Daniel Wegner e Ian Mengel, da Plataforma de ONGD alemã, Venro, alertam para a importância de envolver os atores da sociedade civil de ambos os continentes em processos políticos como a Cimeira UA-UE, cujo adiamento para o período da Presidência Francesa da UE em 2022 oferece uma oportunidade de organizar um processo mais inclusivo - nomeadamente através da cooperação digital -, “promover a participação social e política e aproveitar o conhecimento das pessoas no terreno”.
Priscilla Chomba Kinywa, especialista em Estratégia de Transformação Digital, debate a parceria África-UE no campo da digitalização, argumentando que, apesar de a digitalização poder ser uma oportunidade para encontrarmos “formas inovadoras para os desafios globais que a humanidade enfrenta”, os seus impactos podem ser negativos se não se tiver em conta os contextos e as desigualdades no acesso à tecnologia.

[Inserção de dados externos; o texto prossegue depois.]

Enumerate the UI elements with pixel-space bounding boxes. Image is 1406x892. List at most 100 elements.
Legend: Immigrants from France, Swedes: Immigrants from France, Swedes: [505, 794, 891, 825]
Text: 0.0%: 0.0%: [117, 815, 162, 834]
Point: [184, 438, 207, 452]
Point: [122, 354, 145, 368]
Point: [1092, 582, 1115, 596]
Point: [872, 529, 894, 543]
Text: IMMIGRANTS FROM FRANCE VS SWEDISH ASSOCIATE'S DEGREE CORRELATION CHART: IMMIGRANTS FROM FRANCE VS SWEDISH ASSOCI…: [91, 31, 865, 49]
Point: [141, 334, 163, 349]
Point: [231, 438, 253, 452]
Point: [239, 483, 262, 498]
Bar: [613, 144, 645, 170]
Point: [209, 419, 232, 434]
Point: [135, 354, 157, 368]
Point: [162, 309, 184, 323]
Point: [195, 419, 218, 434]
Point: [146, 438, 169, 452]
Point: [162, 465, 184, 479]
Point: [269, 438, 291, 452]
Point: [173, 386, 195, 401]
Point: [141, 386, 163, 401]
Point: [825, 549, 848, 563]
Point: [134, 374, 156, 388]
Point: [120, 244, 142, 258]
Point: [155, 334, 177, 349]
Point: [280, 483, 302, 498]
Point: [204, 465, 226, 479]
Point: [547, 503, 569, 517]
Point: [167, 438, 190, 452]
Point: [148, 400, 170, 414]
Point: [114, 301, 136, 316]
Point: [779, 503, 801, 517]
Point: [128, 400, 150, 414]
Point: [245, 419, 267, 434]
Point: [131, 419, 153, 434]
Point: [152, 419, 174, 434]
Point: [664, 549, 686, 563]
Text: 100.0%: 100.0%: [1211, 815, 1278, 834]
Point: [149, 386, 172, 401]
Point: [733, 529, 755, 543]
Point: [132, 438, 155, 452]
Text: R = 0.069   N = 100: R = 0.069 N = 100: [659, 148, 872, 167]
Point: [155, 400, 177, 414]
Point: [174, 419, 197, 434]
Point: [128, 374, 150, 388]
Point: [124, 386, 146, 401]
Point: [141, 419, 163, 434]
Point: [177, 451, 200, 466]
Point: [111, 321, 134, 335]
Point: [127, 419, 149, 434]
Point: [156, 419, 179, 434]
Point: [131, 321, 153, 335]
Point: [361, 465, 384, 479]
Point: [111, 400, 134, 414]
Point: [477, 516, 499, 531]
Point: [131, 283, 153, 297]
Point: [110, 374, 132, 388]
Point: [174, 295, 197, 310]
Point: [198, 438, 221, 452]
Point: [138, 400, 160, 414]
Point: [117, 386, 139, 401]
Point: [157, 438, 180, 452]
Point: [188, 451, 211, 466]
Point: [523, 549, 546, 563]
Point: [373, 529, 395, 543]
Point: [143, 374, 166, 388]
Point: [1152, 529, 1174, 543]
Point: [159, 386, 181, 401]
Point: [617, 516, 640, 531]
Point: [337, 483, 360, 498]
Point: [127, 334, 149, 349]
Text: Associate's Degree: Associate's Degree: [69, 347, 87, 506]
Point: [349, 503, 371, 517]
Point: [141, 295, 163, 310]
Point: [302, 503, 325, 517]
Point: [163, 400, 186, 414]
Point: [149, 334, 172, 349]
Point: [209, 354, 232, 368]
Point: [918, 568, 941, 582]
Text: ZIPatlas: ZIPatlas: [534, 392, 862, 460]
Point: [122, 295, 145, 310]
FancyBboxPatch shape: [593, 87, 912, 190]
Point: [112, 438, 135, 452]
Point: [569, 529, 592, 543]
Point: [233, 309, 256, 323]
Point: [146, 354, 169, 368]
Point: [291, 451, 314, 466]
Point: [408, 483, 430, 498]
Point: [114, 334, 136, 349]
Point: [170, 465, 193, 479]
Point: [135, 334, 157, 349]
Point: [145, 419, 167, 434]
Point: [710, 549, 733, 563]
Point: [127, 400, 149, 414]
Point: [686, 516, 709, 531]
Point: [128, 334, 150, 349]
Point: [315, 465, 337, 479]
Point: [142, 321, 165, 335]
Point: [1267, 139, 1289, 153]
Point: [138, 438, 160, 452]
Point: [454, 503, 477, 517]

“Justiça climática nas relações UE-África: qual o caminho a seguir?” é uma reflexão de Lydia Lehlogonolo Machaka, da CIDSE, sobre a urgência de se encontrarem soluções verdadeiramente transformadoras, justas e ambiciosas que permitam à UE “cumprir a sua agenda climática e verde, e apoiar verdadeiramente África a alcançar os seus objetivos de desenvolvimento”. A autora defende que é central o “reconhecimento do verdadeiro valor e respeito pela natureza”, passando por temas tão importantes como o acesso à energia, a agricultura rural, os direitos sobre a terra, e a importância de uma economia que coloque as pessoas e o planeta à frente dos lucros.
Para a secção de entrevista, que nesta edição é disponibilizada também em formato áudio, conversámos com Bernardo Ivo Cruz, Conselheiro na Representação Permanente de Portugal junto da União Europeia e Delegado ao Grupo de Trabalho África do Serviço de Ação Externa da UE, sobre o contributo da Presidência Portuguesa para a construção de uma relação UE-África efetiva, inclusiva e equitativa.
Esperamos que esta edição da Revista da Plataforma Portuguesa das ONGD concorra para um debate construtivo, rumo a uma relação UE-África genuína e significativa.